5 advices on how to reduce latency: here’s one more

A few months ago, Stephen J. Bigelow published an article listing 5 advices on how to reduce hybrid cloud latency. The good thing about this article is that it addresses a real issue: latency. However, we felt that we needed to add a few things to properly answer this core problem.

Processors wait all the time

Way too often, we mistakenly think that the performance of an internet service is directly associated with the computing power of a platform. However, when you take closer look, most of the time, processors are… waiting! Of course, we try to give them increasingly more things to do (virtualization), but it isn’t the core of the subject: we’re wrong to think we know where the issue comes from. When you split the information into various systems (in different places, geographically) and when you dismantle data processing centers’ storage units, you are winning in terms of “scalability” and redundancy. Nevertheless, by adding latency on every level, you are losing processing speed. Move information from acquisition cards to the computer memory, then onto the processor, after that onto the network interface and to finish with, from network to network: the time lost in these moving operations has become significantly higher than the information processing itself. It goes even further. Nowadays, with all this back and forth, the TCP Protocols induce latency in every request: establishing connections, acknowledgement, data transfer, and closing connections…
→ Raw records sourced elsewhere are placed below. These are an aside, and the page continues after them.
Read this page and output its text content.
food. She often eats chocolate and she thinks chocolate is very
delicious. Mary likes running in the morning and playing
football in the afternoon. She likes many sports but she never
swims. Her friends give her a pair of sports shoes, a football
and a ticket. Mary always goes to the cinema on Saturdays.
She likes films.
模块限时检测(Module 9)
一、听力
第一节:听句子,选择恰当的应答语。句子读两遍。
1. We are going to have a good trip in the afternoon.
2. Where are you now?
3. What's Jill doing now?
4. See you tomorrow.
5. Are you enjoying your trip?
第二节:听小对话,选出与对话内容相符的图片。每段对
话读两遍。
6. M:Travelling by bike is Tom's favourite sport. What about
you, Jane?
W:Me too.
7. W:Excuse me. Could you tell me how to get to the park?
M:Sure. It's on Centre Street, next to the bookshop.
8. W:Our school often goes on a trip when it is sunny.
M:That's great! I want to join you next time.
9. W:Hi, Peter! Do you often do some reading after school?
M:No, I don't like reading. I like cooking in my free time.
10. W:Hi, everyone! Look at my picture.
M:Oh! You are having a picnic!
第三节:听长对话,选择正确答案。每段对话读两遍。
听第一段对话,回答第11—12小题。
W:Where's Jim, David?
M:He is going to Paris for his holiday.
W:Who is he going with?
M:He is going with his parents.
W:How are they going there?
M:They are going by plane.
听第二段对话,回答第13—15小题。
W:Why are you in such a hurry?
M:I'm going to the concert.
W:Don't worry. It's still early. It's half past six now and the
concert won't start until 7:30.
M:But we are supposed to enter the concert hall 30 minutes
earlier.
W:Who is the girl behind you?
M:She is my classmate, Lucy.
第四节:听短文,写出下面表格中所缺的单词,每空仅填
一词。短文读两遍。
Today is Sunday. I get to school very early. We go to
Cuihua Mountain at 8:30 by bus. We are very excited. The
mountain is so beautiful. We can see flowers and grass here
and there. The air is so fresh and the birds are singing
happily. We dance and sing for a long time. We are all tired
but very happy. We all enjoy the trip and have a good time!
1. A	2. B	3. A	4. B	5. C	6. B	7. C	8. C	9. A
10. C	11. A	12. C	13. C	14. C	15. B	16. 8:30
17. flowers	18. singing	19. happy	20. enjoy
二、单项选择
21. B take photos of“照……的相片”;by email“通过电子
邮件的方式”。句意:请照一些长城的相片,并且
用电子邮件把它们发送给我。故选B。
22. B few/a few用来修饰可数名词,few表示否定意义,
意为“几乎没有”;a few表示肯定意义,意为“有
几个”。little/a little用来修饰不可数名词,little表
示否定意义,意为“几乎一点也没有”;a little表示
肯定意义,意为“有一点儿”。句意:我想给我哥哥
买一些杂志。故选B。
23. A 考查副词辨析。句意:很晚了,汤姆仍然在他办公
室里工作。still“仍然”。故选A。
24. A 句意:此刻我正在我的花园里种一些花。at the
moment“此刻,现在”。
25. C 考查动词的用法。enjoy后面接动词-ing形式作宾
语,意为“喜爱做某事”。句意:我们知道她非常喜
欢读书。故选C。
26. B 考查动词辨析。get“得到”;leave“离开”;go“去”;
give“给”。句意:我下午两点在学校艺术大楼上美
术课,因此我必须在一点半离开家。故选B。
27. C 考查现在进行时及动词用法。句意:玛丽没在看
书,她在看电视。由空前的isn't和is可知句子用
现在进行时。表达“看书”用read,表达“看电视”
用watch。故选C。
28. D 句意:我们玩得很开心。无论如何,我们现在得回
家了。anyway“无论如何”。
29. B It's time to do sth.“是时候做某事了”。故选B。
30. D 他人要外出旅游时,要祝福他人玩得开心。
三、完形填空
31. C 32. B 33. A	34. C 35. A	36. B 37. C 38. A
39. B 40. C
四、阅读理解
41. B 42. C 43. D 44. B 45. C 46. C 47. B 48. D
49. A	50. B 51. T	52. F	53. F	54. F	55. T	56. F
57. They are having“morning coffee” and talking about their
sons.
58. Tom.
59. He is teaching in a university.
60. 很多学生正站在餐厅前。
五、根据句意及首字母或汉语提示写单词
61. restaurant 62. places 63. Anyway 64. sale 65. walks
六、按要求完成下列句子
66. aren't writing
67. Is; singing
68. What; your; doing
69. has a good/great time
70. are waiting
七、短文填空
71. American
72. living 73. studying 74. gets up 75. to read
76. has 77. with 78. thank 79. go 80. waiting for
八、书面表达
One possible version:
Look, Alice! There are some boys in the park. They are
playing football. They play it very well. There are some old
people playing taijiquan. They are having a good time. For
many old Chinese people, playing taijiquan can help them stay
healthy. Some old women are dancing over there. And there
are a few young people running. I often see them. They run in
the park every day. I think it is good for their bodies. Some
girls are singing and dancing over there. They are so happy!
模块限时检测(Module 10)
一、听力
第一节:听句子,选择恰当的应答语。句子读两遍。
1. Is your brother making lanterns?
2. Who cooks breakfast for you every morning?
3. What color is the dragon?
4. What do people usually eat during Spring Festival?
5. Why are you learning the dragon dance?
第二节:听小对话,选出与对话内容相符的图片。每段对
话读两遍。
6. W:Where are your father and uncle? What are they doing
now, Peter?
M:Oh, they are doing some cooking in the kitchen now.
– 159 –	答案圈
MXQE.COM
Amongst other things, Stephen J. Bigelow’s article insists on the need for proximity. Although it is true that the distance between the different connections does have an influence on the latency (especially if it goes all around the world from lack of peering), it is wrong to think that it is a necessary and sufficient condition. In the Internet world…

… the fastest way is not always the shortest one.

At best, it will be possible to reduce the distance by a few thousand kilometers and you will win a few milliseconds. However, there is much more to lose. Why? Because of all the hops and the efficiency of the routers deployed (performance, quality of settings, traffic prioritization order, overloading, uncertain QoS management mechanisms). This is why I’d rather have a 5000km path, as direct as possible, with IT engineers who know what they are doing, than a path with 18 hops going a few hundred kilometers around Paris, and overwhelmed routers on their knees.

Let’s go back to the 5 advices on how to reduce latency.

Yes, it is important to work with direct peering between IT centers and cloud infrastructures regarding the supervision of the quality of your service. Not because it shortens the distance, but because direct peering will reduce the number of hops and “unsupervised” infrastructures in between. Thus, it will reduce the latency.

In fact, the most important advice is in the conclusion: :“However, developers have to take the time to assess the possible conceptual changes that might help”. And here… it does not help much if you don’t have any way to evaluate these changes. Thankfully, there’s a solution. The following comments come from our experience as an Internet Operator and 16 years’ hindsight helping most global actors in improving their services’ performance.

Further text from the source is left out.